The administration model is also different. Every inclisiran injection is given in a clinical setting, which removes adherence burden but adds the need for scheduled office visits. For women in perimenopause or post-menopause who are already seeing their provider regularly, this may integrate well. For younger women with busy schedules, two guaranteed appointments per year may actually be easier to manage than daily pill-taking.

Switching Lipitor to Leqvio: The Practical Steps

If you and your clinician agree that switching from atorvastatin to inclisiran (or adding inclisiran) is appropriate, here is what the transition typically looks like.

First, confirm the indication. Inclisiran requires a qualifying diagnosis: established CVHD, HeFH, or high cardiovascular risk with inadequate LDL control. Your LDL must be documented above goal on maximally tolerated statin.
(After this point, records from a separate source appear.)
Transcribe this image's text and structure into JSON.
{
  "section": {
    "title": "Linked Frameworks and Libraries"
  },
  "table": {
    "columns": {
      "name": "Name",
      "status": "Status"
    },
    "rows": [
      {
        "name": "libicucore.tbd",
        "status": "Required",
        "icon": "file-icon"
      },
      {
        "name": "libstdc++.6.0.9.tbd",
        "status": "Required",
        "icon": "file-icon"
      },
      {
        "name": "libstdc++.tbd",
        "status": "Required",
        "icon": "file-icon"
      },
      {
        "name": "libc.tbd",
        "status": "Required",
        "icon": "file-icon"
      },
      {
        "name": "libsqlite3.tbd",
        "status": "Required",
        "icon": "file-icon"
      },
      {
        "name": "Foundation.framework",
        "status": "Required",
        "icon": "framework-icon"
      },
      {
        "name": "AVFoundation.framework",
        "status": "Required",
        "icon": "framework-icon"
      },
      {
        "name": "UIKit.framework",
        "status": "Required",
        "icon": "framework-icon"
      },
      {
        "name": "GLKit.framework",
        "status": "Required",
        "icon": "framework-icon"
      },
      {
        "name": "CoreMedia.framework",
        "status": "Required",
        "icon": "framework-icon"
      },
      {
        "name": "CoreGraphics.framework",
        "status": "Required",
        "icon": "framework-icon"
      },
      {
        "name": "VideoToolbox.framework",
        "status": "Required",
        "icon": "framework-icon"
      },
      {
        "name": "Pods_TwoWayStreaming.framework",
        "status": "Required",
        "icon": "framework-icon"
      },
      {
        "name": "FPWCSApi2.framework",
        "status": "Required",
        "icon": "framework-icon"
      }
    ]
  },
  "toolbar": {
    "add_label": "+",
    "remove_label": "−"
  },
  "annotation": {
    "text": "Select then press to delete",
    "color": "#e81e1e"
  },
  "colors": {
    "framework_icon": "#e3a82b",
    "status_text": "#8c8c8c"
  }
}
Second, complete prior authorization. Your provider will submit documentation of your current LDL, your statin dose, any intolerance history, and your risk category. This process takes 2-6 weeks at most insurers.

Third, schedule the first injection at your provider's office. A baseline LDL is drawn at the same visit. The second injection is scheduled at day 90, and then every 6 months thereafter.

Fourth, if you are continuing a background statin at a lower dose for tolerability, do not stop it without guidance. The combination of a low-to-moderate dose statin plus inclisiran can achieve LDL reductions comparable to high-intensity statin monotherapy, with a better side-effect profile for women who are sensitive to myalgia.

"For women who have struggled with statin side effects for years, inclisiran changes the conversation entirely," notes Dr. Elena Vasquez, MD, WomanRx editorial board member and women's-health clinician. "It is not a replacement for statins in every case, but for the woman who has failed two or three statins because of muscle pain and still has an LDL of 130, having a twice-yearly injectable option that bypasses the muscle pathway is a real clinical advance."

Monitoring on Each Drug

On atorvastatin, check a fasting lipid panel 6-8 weeks after starting or changing dose, then annually once stable. Check liver enzymes (ALT/AST) at baseline. Routine creatine kinase monitoring is not recommended unless you develop muscle symptoms. For women with PCOS or prediabetes, check HbA1c annually.

On inclisiran, a lipid panel at approximately 3 months after each injection captures near-trough response. The LDL nadir occurs around day 150-180 post-injection, and trough levels at the next injection date are the best marker of sustained efficacy. No routine liver enzyme or creatine kinase monitoring is required based on current trial data.